What does happen if the function is never called? Well,
$TMPFILES
still exists: it’s a (sorta kinda) global, so the END
block can access it perfectly fine even if the function is never executed. And that’s important, because END
blocks are processed at compile time. In fact, that very sticking point is why I’m using the state
variable in the first place. That is, why can’t I just do it this way?
sub generate_temp_file
{
my $tmpfile = `script-which-generates-tempfile`;
chomp $tmpfile;
END { unlink $tmpfile }
push @$TMPFILES, $tmpfile;
return $tmpfile;
}
It’s because END
happens at compile-time, when $tmpfile
hasn’t been set yet. Not to mention what happens if generate_temp_file
is called multiple times: the END
block only gets added to the chain of END
blocks for the program once, so it only gets called once: if there’s a possibility of this function happening multiple times, I need to store my tempfiles in an array. None of those would be an issue if END
happened at run-time, of course. But that ain’t the way it works.3
So I’ve set it up to handle all that, by using a (semi-)global state
var, which will always exist, and can contain multiple things, and can get processed once by the END
block. Except that I had to use $TMPFILES = []
instead of @TMPFILES
, like I really wanted, and that’s where it all fell apart. See, the variable certainly exists whether the function is executed or not ... but it only gets assigned the first time it’s called. So, before the function is called for the first time, $TMPFILES
is not []
... it’s undef
. And that’s what triggered the error message, of course. If state
would let me declare an array instead of an arrayref, I wouldn’t have had the problem, but, once again: that ain’t the way it works.

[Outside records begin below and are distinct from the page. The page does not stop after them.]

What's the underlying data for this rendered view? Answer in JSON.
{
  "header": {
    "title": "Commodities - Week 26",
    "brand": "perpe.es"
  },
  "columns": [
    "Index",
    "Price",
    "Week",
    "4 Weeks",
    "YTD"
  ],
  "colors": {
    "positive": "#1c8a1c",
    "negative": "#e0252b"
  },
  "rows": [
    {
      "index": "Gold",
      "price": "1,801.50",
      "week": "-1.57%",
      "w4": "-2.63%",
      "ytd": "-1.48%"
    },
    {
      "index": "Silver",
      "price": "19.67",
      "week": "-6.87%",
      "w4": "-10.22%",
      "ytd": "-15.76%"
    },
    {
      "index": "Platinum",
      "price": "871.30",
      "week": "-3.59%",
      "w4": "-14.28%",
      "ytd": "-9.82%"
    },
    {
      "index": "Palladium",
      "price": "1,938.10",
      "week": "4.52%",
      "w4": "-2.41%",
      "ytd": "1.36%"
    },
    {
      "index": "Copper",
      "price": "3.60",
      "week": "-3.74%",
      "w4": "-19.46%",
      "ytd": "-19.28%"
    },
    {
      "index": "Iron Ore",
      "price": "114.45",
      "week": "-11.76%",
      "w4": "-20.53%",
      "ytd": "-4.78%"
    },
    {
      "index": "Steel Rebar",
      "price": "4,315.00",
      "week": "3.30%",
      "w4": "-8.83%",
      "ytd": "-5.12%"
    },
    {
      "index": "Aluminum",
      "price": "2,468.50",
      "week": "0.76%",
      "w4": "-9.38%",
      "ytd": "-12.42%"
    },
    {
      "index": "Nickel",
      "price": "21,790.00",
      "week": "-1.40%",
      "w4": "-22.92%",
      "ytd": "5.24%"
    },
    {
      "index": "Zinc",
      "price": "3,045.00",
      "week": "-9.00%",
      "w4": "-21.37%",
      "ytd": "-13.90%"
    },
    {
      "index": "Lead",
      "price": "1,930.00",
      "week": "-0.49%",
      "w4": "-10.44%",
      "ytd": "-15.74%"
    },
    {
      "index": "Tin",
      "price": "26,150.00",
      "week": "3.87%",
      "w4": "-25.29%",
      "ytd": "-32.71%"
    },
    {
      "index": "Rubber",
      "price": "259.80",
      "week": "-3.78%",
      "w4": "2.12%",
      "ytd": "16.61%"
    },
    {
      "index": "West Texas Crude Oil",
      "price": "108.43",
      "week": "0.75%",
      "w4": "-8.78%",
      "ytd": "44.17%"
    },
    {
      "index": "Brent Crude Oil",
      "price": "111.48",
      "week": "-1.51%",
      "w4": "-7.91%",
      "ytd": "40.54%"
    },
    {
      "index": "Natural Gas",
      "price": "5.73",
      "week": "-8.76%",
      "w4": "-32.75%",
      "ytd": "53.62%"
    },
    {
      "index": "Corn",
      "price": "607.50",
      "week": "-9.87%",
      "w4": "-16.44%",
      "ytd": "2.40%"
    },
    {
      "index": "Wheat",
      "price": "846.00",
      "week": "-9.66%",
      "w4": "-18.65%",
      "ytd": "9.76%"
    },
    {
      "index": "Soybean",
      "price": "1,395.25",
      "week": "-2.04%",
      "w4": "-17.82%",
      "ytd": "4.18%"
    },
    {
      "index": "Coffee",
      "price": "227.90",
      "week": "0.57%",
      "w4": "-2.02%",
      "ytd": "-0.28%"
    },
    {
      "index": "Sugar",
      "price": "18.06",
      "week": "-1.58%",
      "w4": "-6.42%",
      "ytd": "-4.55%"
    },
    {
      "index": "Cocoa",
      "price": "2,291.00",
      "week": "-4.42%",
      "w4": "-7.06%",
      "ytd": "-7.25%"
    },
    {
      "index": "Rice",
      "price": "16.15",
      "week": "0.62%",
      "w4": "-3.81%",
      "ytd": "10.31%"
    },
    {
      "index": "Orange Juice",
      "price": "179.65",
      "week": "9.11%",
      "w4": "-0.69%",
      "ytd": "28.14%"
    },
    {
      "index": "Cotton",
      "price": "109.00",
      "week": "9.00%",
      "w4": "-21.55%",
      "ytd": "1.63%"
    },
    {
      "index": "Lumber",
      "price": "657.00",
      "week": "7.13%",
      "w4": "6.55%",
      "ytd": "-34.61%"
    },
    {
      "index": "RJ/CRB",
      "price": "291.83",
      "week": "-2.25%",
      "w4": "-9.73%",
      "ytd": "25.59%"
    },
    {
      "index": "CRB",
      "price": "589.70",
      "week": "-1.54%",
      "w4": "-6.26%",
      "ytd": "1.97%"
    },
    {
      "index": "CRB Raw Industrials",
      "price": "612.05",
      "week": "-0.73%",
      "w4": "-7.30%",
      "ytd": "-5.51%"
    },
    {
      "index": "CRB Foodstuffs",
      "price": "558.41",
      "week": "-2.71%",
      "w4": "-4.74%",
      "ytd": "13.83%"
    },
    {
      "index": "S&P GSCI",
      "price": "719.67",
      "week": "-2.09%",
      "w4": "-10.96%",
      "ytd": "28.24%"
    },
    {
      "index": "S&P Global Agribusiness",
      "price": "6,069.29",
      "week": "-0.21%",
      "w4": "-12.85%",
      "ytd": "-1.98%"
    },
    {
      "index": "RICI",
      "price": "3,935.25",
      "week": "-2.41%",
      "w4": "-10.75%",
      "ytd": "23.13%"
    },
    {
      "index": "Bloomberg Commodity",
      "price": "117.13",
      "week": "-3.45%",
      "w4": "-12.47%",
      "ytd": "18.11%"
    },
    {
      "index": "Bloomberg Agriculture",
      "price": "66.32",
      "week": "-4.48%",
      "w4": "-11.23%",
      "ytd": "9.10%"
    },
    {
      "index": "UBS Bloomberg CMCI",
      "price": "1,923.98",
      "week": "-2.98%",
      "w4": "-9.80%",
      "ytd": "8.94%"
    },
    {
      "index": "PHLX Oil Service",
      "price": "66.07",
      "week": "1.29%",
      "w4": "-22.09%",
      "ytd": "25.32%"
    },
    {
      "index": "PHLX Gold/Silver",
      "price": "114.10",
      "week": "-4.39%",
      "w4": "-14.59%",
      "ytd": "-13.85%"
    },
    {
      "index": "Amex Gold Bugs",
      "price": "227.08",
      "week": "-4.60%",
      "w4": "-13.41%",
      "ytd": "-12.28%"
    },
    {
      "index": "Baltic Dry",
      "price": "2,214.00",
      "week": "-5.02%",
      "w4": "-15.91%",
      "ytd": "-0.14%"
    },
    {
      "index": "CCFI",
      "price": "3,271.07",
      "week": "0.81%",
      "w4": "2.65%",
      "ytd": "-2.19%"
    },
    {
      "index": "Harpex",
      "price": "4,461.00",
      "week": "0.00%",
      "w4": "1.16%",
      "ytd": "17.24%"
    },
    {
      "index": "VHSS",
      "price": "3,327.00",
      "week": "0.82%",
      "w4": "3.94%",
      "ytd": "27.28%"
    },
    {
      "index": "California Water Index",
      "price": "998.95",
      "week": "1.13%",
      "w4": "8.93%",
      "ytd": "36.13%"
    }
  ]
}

- END { unlink @$TMPFILES }
+ END { unlink @$TMPFILES if $TMPFILES }
And now it works whether the function is called (which it always was in my testing, and always was in most of my coworkers’ usages), or whether it’s never called at all (which was the case when my sysadmin ran it). And it taught me a valuable lesson about the interaction of seemingly unrelated implementation details of the language. And now I’ve shared it with you.
Hopefully it’s been helpful.
__________
1 Assuming you declare it inside a block. I suppose a state
var outside any block would have file visibility, or package visibility, or somesuch. But that’s a more esoteric usage that we don’t really need to get into.
2 Well, not always ... in fact, the (unflattering) comparison between Perl’s END
and bash’s trap ... EXIT
was one of the points I made in my post on Perl vs shell scripts (see the “Commands on Exit” section).
3 Although, it occurs to me that, if I were using Perl 5.36+, I could probably work around this by using defer
instead of END
. I think.
Note that in v5.28 and onwards, you can declare arrays and hashes as state variables (state @TMPFILES). Of course, that doesn't help you if you need this to run on older versions.